Smooze Pro on macOS: It Wasn’t Broken — I Just Forgot the Permissions

Ammmad·2026년 2월 2일

Hey — quick brain dump while it’s still fresh.

So yesterday I ended up poking around with Smooze Pro (app) on macOS. You know how it goes: I just wanted smoother scrolling and sane mouse behavior, nothing exotic. Install, tweak a couple of settings, move on with my day. Instead, I lost a solid hour figuring out why the thing looked like it was running but basically did nothing.

I’m on macOS Sonoma 14.2 on an M1 MacBook Pro. The app launched fine, menu bar icon showed up, preferences opened — all the reassuring signs. But scrolling behavior didn’t change at all. Trackpad felt stock. Mouse wheel still had that default macOS inertia that makes precision work annoying. No errors, no crash, just… silence.

What I tried first (and yeah, this was the wrong order)

My first instinct was to assume I’d misconfigured something. I went through the settings panel way too carefully. Disabled and re-enabled smooth scrolling. Changed profiles. Toggled per-app rules. Restarted the app. Restarted it again, just in case. Nothing.

Then I thought maybe the app didn’t like Sonoma yet. So I checked the App Store listing and update notes (via the official App Store search: https://apps.apple.com). Everything looked current. No warnings about OS compatibility.

At this point I made the classic mistake: reinstall. Drag to Trash, reboot, reinstall, reopen. Same behavior. Icon’s there. Effects are not.

What finally clicked

The giveaway was subtle. When I first launched it, macOS never showed any permission prompts. No Accessibility dialog. No Input Monitoring request. That’s when it hit me: this tool lives and dies by system permissions, and macOS will happily let it run while silently blocking everything it needs to function.

Apple documents this behavior pretty clearly, but it’s easy to forget when you’re moving fast. Accessibility and Input Monitoring are not optional for this kind of utility. Without them, the app can’t intercept scroll events at all. It’s basically a well-behaved ghost.

Apple’s own explanation of how Accessibility permissions work is here: https://support.apple.com/en-us/HT209161
And for Input Monitoring, the developer-facing breakdown is here: https://developer.apple.com/documentation/security/input_monitoring

What actually fixed it

Once I stopped guessing and went straight to System Settings → Privacy & Security, things got boring in a good way.

I manually added the app to:

  • Accessibility
  • Input Monitoring

Then I fully quit it (not just closing the preferences window) and launched it again.

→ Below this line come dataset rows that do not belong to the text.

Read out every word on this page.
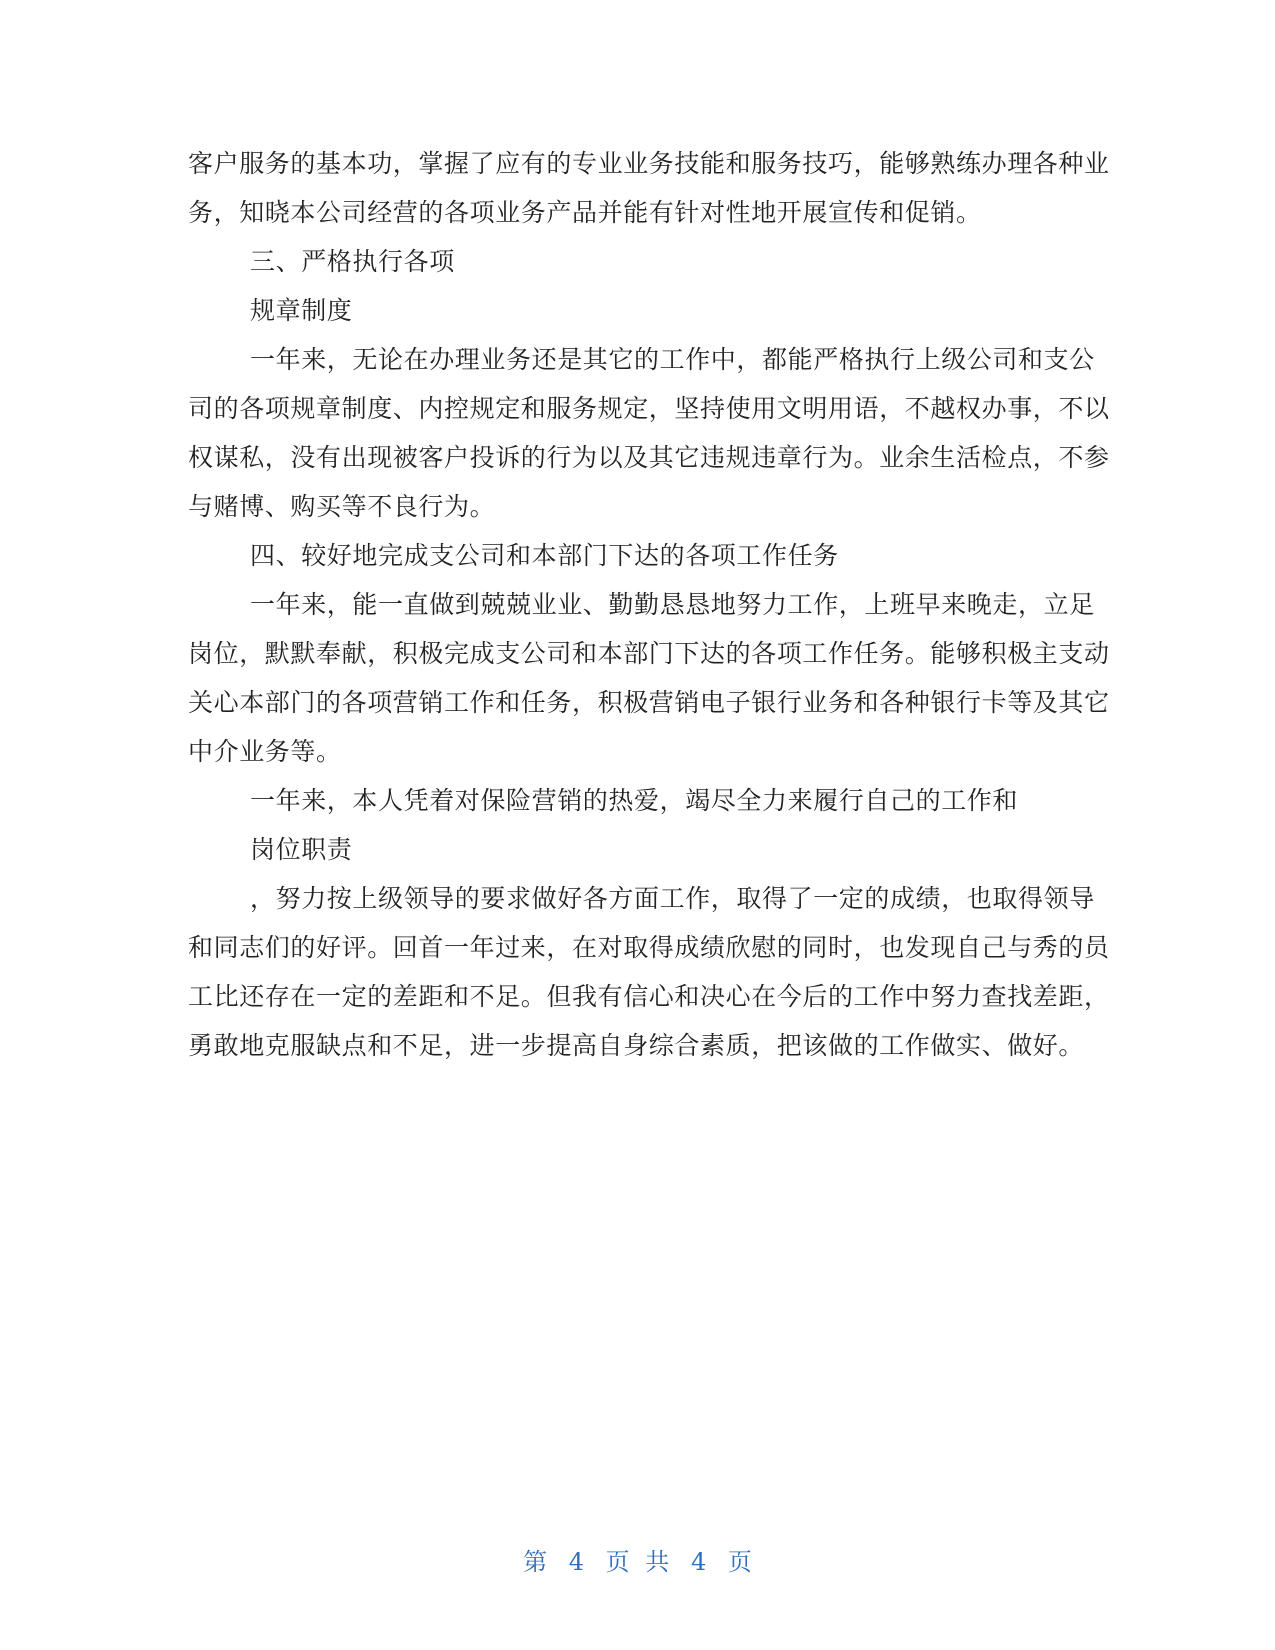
客户服务的基本功，掌握了应有的专业业务技能和服务技巧，能够熟练办理各种业
务，知晓本公司经营的各项业务产品并能有针对性地开展宣传和促销。
三、严格执行各项
规章制度
一年来，无论在办理业务还是其它的工作中，都能严格执行上级公司和支公
司的各项规章制度、内控规定和服务规定，坚持使用文明用语，不越权办事，不以
权谋私，没有出现被客户投诉的行为以及其它违规违章行为。业余生活检点，不参
与赌博、购买等不良行为。
四、较好地完成支公司和本部门下达的各项工作任务
一年来，能一直做到兢兢业业、勤勤恳恳地努力工作，上班早来晚走，立足
岗位，默默奉献，积极完成支公司和本部门下达的各项工作任务。能够积极主支动
关心本部门的各项营销工作和任务，积极营销电子银行业务和各种银行卡等及其它
中介业务等。
一年来，本人凭着对保险营销的热爱，竭尽全力来履行自己的工作和
岗位职责
，努力按上级领导的要求做好各方面工作，取得了一定的成绩，也取得领导
和同志们的好评。回首一年过来，在对取得成绩欣慰的同时，也发现自己与秀的员
工比还存在一定的差距和不足。但我有信心和决心在今后的工作中努力查找差距，
勇敢地克服缺点和不足，进一步提高自身综合素质，把该做的工作做实、做好。
第 4 页 共 4 页
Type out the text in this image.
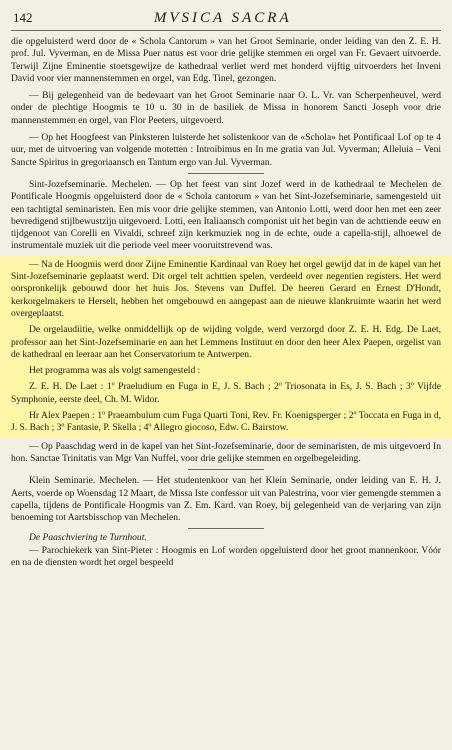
142	MVSICA SACRA

die opgeluisterd werd door de « Schola Cantorum » van het Groot Seminarie, onder leiding van den Z. E. H. prof. Jul. Vyverman, en de Missa Puer natus est voor drie gelijke stemmen en orgel van Fr. Gevaert uitvoerde. Terwijl Zijne Eminentie stoetsgewijze de kathedraal verliet werd met honderd vijftig uitvoerders het Inveni David voor vier mannenstemmen en orgel, van Edg. Tinel, gezongen.

— Bij gelegenheid van de bedevaart van het Groot Seminarie naar O. L. Vr. van Scherpenheuvel, werd onder de plechtige Hoogmis te 10 u. 30 in de basiliek de Missa in honorem Sancti Joseph voor drie mannenstemmen en orgel, van Flor Peeters, uitgevoerd.

— Op het Hoogfeest van Pinksteren luisterde het solistenkoor van de «Schola» het Pontificaal Lof op te 4 uur, met de uitvoering van volgende motetten : Introibimus en In me gratia van Jul. Vyverman; Alleluia – Veni Sancte Spiritus in gregoriaansch en Tantum ergo van Jul. Vyverman.

Sint-Jozefseminarie. Mechelen. — Op het feest van sint Jozef werd in de kathedraal te Mechelen de Pontificale Hoogmis opgeluisterd door de « Schola cantorum » van het Sint-Jozefseminarie, samengesteld uit een tachtigtal seminaristen. Een mis voor drie gelijke stemmen, van Antonio Lotti, werd door hen met een zeer bevredigend stijlbewustzijn uitgevoerd. Lotti, een Italiaansch componist uit het begin van de achttiende eeuw en tijdgenoot van Corelli en Vivaldi, schreef zijn kerkmuziek nog in de echte, oude a capella-stijl, alhoewel de instrumentale muziek uit die periode veel meer vooruitstrevend was.

— Na de Hoogmis werd door Zijne Eminentie Kardinaal van Roey het orgel gewijd dat in de kapel van het Sint-Jozefseminarie geplaatst werd. Dit orgel telt achttien spelen, verdeeld over negentien registers. Het werd oorspronkelijk gebouwd door het huis Jos. Stevens van Duffel. De heeren Gerard en Ernest D'Hondt, kerkorgelmakers te Herselt, hebben het omgebouwd en aangepast aan de nieuwe klankruimte waarin het werd overgeplaatst.

De orgelaudiitie, welke onmiddellijk op de wijding volgde, werd verzorgd door Z. E. H. Edg. De Laet, professor aan het Sint-Jozefseminarie en aan het Lemmens Instituut en door den heer Alex Paepen, orgelist van de kathedraal en leeraar aan het Conservatorium te Antwerpen.

Het programma was als volgt samengesteld :

Z. E. H. De Laet : 1º Praeludium en Fuga in E, J. S. Bach ; 2º Triosonata in Es, J. S. Bach ; 3º Vijfde Symphonie, eerste deel, Ch. M. Widor.

Hr Alex Paepen : 1º Praeambulum cum Fuga Quarti Toni, Rev. Fr. Koenigsperger ; 2º Toccata en Fuga in d, J. S. Bach ; 3º Fantasie, P. Skella ; 4º Allegro giocoso, Edw. C. Bairstow.

— Op Paaschdag werd in de kapel van het Sint-Jozefseminarie, door de seminaristen, de mis uitgevoerd In hon. Sanctae Trinitatis van Mgr Van Nuffel, voor drie gelijke stemmen en orgelbegeleiding.

Klein Seminarie. Mechelen. — Het studentenkoor van het Klein Seminarie, onder leiding van E. H. J. Aerts, voerde op Woensdag 12 Maart, de Missa Iste confessor uit van Palestrina, voor vier gemengde stemmen a capella, tijdens de Pontificale Hoogmis van Z. Em. Kard. van Roey, bij gelegenheid van de verjaring van zijn benoeming tot Aartsbisschop van Mechelen.

De Paaschviering te Turnhout.

— Parochiekerk van Sint-Pieter : Hoogmis en Lof worden opgeluisterd door het groot mannenkoor. Vóór en na de diensten wordt het orgel bespeeld
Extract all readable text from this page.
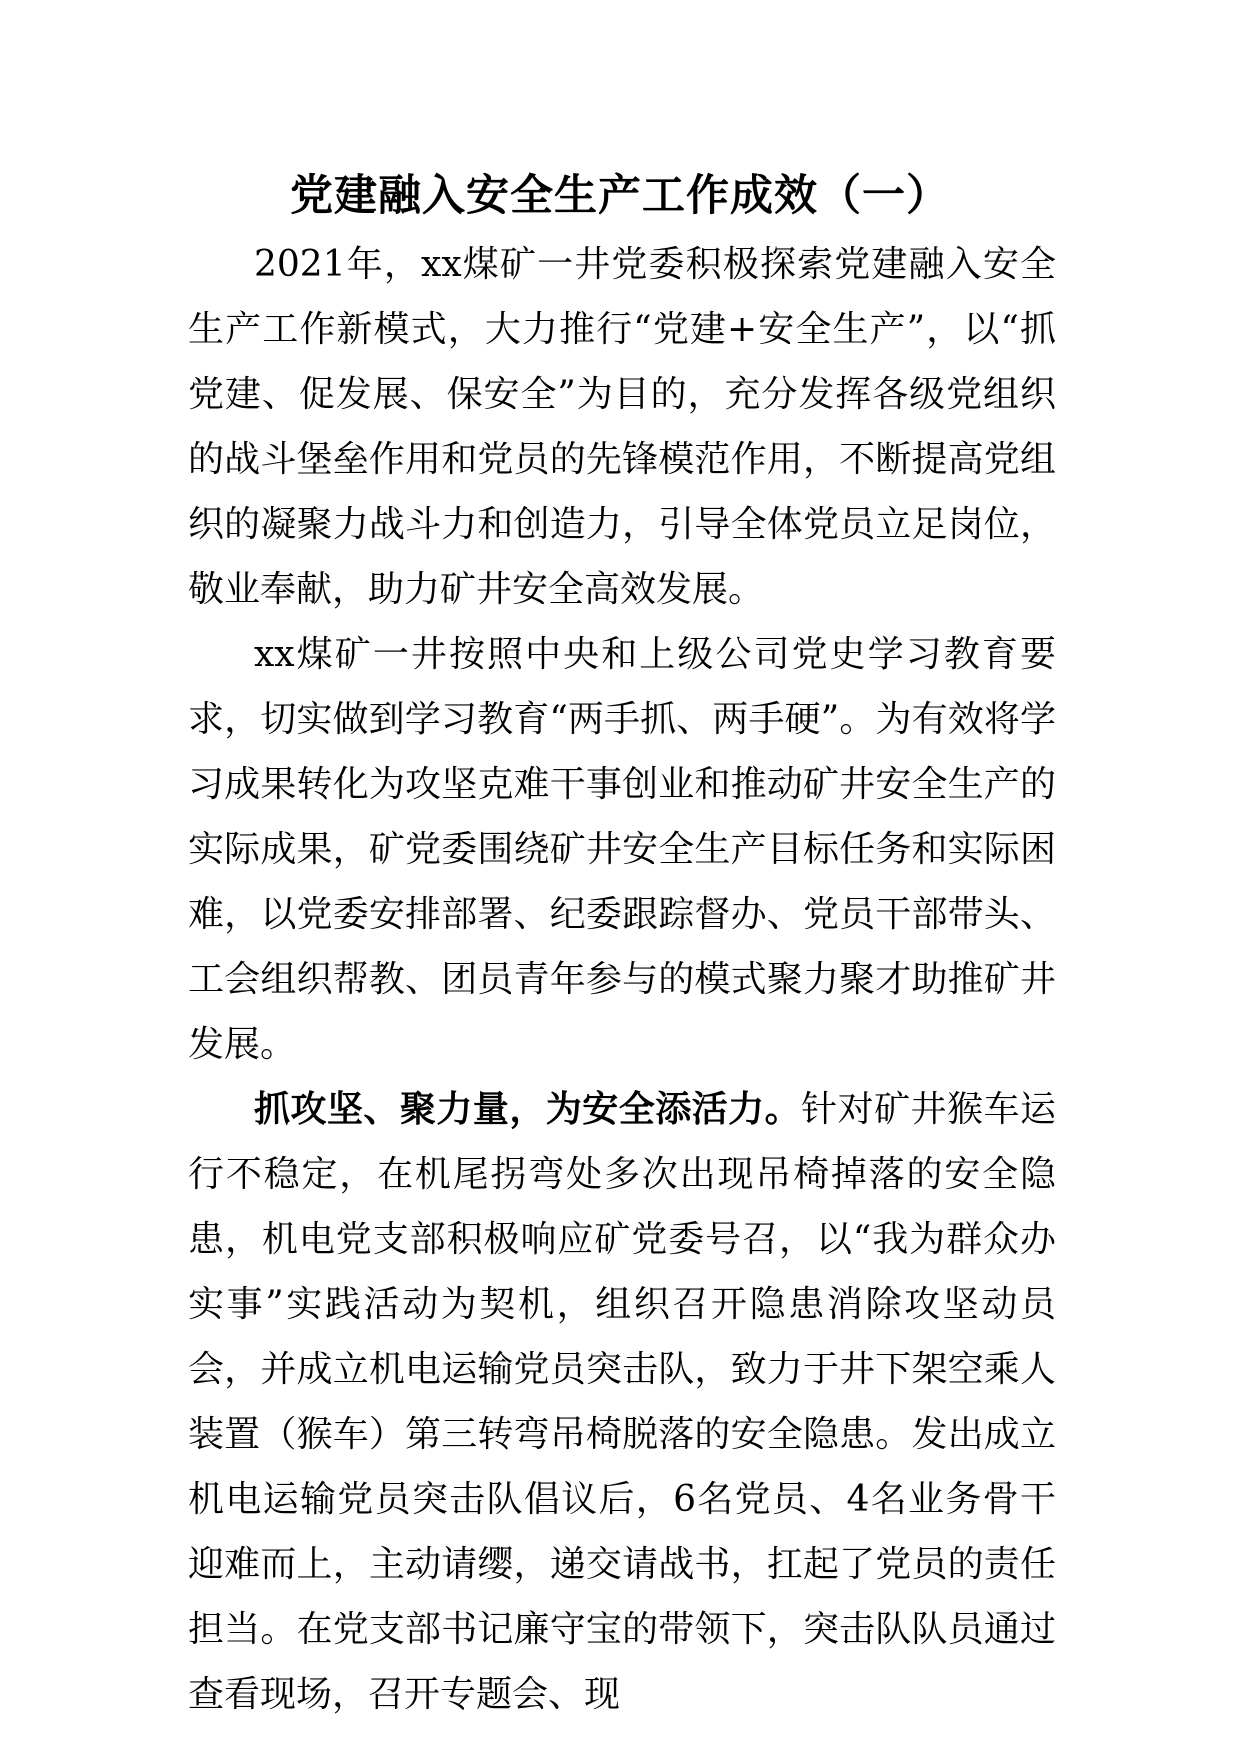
党建融入安全生产工作成效（一）

2021年，xx煤矿一井党委积极探索党建融入安全生产工作新模式，大力推行“党建+安全生产”，以“抓党建、促发展、保安全”为目的，充分发挥各级党组织的战斗堡垒作用和党员的先锋模范作用，不断提高党组织的凝聚力战斗力和创造力，引导全体党员立足岗位，敬业奉献，助力矿井安全高效发展。

xx煤矿一井按照中央和上级公司党史学习教育要求，切实做到学习教育“两手抓、两手硬”。为有效将学习成果转化为攻坚克难干事创业和推动矿井安全生产的实际成果，矿党委围绕矿井安全生产目标任务和实际困难，以党委安排部署、纪委跟踪督办、党员干部带头、工会组织帮教、团员青年参与的模式聚力聚才助推矿井发展。

抓攻坚、聚力量，为安全添活力。针对矿井猴车运行不稳定，在机尾拐弯处多次出现吊椅掉落的安全隐患，机电党支部积极响应矿党委号召，以“我为群众办实事”实践活动为契机，组织召开隐患消除攻坚动员会，并成立机电运输党员突击队，致力于井下架空乘人装置（猴车）第三转弯吊椅脱落的安全隐患。发出成立机电运输党员突击队倡议后，6名党员、4名业务骨干迎难而上，主动请缨，递交请战书，扛起了党员的责任担当。在党支部书记廉守宝的带领下，突击队队员通过查看现场，召开专题会、现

Instantly different behavior. Scrolling felt tighter. Acceleration curves actually applied. Horizontal scroll started behaving like I’d configured it, not like macOS thought it should. No drama, no hacks — just permissions done in the right place.

While double-checking myself, I bookmarked this page because it lined up exactly with what I was seeing on macOS and saved me from second-guessing: https://studiosbyaphrodite.com/systems/56022-smooze-pro.html

What I’d do immediately next time

If I were setting this up again from scratch, I wouldn’t even open the settings UI first. I’d do this in order:

  1. Install the app.
  2. Open Privacy & Security immediately.
  3. Grant Accessibility and Input Monitoring before testing anything.
  4. Relaunch once.
  5. Only then start tweaking profiles and scroll curves.

That’s it. No reinstalls. No OS restarts. No blaming Sonoma.

One small macOS-specific gotcha worth remembering: if you move the app after granting permissions (for example, from Downloads to Applications), macOS may treat it as a “new” binary and silently revoke access. If things suddenly stop working after a cleanup, check permissions again before assuming anything broke.

Anyway, once it’s properly authorized, the tool behaves exactly as advertised. Solid, predictable, and actually useful — which is all I wanted in the first place. Just another reminder that on modern macOS, permissions are half the install, whether the system tells you so or not.